4.5 Database definitions Flashcards
What is data consistency?
Data consistency refers to the accuracy, reliability, and uniformity of data across a database or system. It ensures that data is correct and coherent throughout its lifecycle.
What is data redundancy?
Data redundancy occurs when a piece of data is stored in multiple places across a database or system.
What is data independence?
Data independence refers to the seperation of data from the applications or systems that use it.
What is a relational database?
A relational database organises data into tables which consist of rows and columns. (records and attributes). Tables have relationships with each other that are established through keys.
What is data normalisation?
Data normalisation is the process of organising data in a database to reduce redundancy, improve data integrity, and make the database more efficient. It involves breaking down tables into smaller, more manageable structures while ensuring that relationships between data are preserved.

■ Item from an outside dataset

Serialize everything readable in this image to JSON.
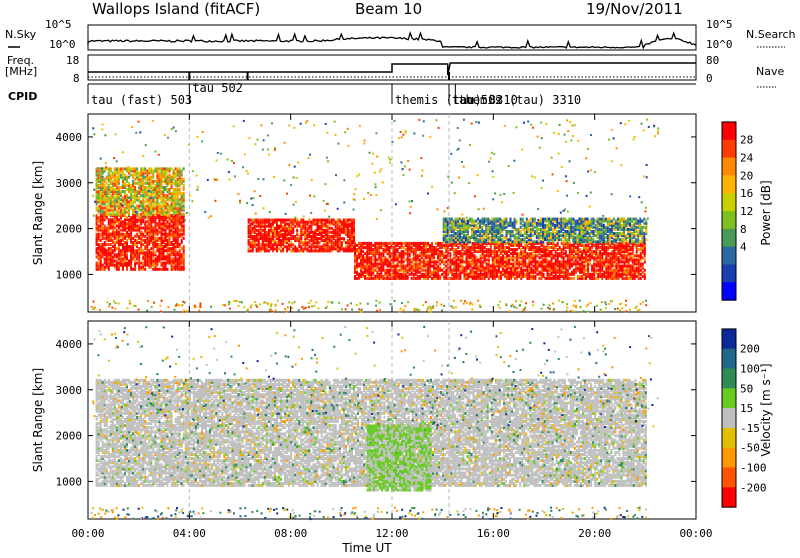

What are the features of first normal form?
- It contains only atomic values
- Each column has a unique name
- All entries in a column are of the same data type
What are the features of second normal form?
- It is already in 1NF
- It has no partial dependencies - all non-key attributes (columns) depend on the entire primary key, not just part of it.

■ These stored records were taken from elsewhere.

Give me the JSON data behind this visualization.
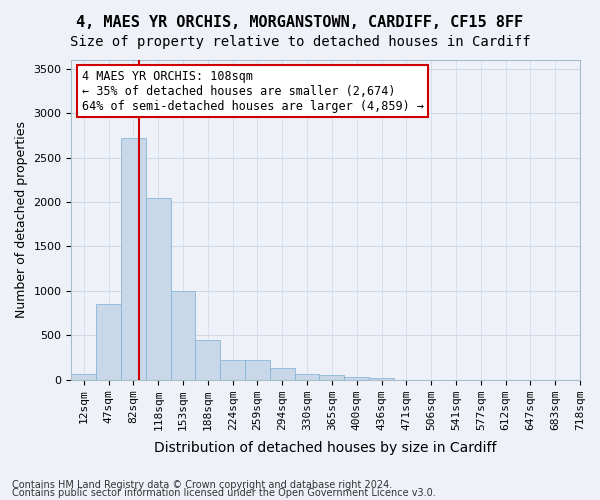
{
  "title1": "4, MAES YR ORCHIS, MORGANSTOWN, CARDIFF, CF15 8FF",
  "title2": "Size of property relative to detached houses in Cardiff",
  "xlabel": "Distribution of detached houses by size in Cardiff",
  "ylabel": "Number of detached properties",
  "bin_labels": [
    "12sqm",
    "47sqm",
    "82sqm",
    "118sqm",
    "153sqm",
    "188sqm",
    "224sqm",
    "259sqm",
    "294sqm",
    "330sqm",
    "365sqm",
    "400sqm",
    "436sqm",
    "471sqm",
    "506sqm",
    "541sqm",
    "577sqm",
    "612sqm",
    "647sqm",
    "683sqm",
    "718sqm"
  ],
  "bar_values": [
    60,
    850,
    2720,
    2050,
    1000,
    450,
    220,
    220,
    130,
    60,
    50,
    30,
    20,
    0,
    0,
    0,
    0,
    0,
    0,
    0
  ],
  "bar_color": "#c8d8e8",
  "bar_edge_color": "#7bafd4",
  "grid_color": "#d0d8e8",
  "background_color": "#eef2f8",
  "vline_x": 2.0,
  "vline_color": "#cc0000",
  "annotation_text": "4 MAES YR ORCHIS: 108sqm\n← 35% of detached houses are smaller (2,674)\n64% of semi-detached houses are larger (4,859) →",
  "annotation_box_color": "#ffffff",
  "annotation_border_color": "#cc0000",
  "ylim": [
    0,
    3600
  ],
  "yticks": [
    0,
    500,
    1000,
    1500,
    2000,
    2500,
    3000,
    3500
  ],
  "footer1": "Contains HM Land Registry data © Crown copyright and database right 2024.",
  "footer2": "Contains public sector information licensed under the Open Government Licence v3.0.",
  "title1_fontsize": 11,
  "title2_fontsize": 10,
  "axis_fontsize": 9,
  "tick_fontsize": 8,
  "annotation_fontsize": 8.5,
  "footer_fontsize": 7
}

What are the features of third normal form?
- Data is already in 2NF
- All non-key attributes depend only on the primary key.
3 Advantages of normalisation
- Resulting database will take up less storage space
- Information retrieval will be more efficient because data is structured effectively.

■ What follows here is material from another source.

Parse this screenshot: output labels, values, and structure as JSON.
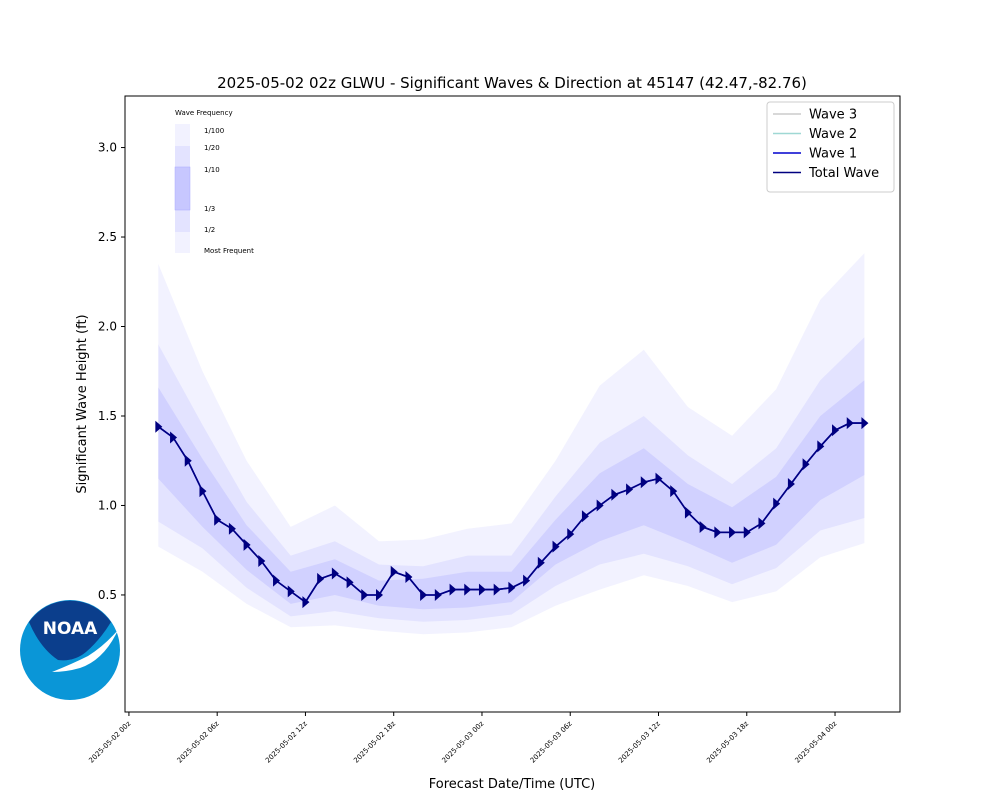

- Less redundancy means less inconsistencies in data because data will only need to be entered once.
3 disadvantages of normalisation
- It is a complex process to create the database structure.
- Can generate more tables than an unnormalised database which will mean a more complex database.
- It is necessary to assign more relationships to interact with larger numbers of tables.
What is validation?
Validation ensures that data/ input is sensible and reasonable. It does not check the accuracy of data.
What is verification?
Verification is used to ensure that the data entered exactly matches the original source.
2 Methods of Verification
- Double entry- Entering the data twice and comparing the two copies.
- Proofreading data- Someone checking the data entered against the original document.
- Referential integrity- For two tables that are linked together, records that include a foreign key can only exist if there is a corresponding primary key.
What is a data dictionary?
A file containing descriptions of the structure and attributes of data items stored in a database. It is a tool used by data managers.
What is data mining?
Data mining refers to the process of discovering patterns in large data sets. (Big data) It combines AI, statistics and database systems.
What is big data?
Big data is a term associated with data sets that are so complex that traditional databases and other processing applications are unable to capture, curate, manage and process them within an acceptable time frame.
What are the 3 stages of data mining?
Big data gathering
Big data storage
Big data Processing and Analysis
Explain big data gathering.
Consumer companies actively scan social media websites to decipher user preferences, choices and perceptions towards their brands.
Explain big data storage
Using big data may require an organisation to store data sets in the range of terabytes to many petabytes. Big data practitioners such as Google and Facebook all run what are known as hyperscale computing environments which consist of a vast number of servers each with Direct Attached Storage (DAS) - essentially lots of hard drives or flash storage devices.
Explain big data processing and analysis.
Big data processing techniques analyse data sets at terabyte or even petabyte scale. Some methods are cluster analysis, anomaly detection, summarisation.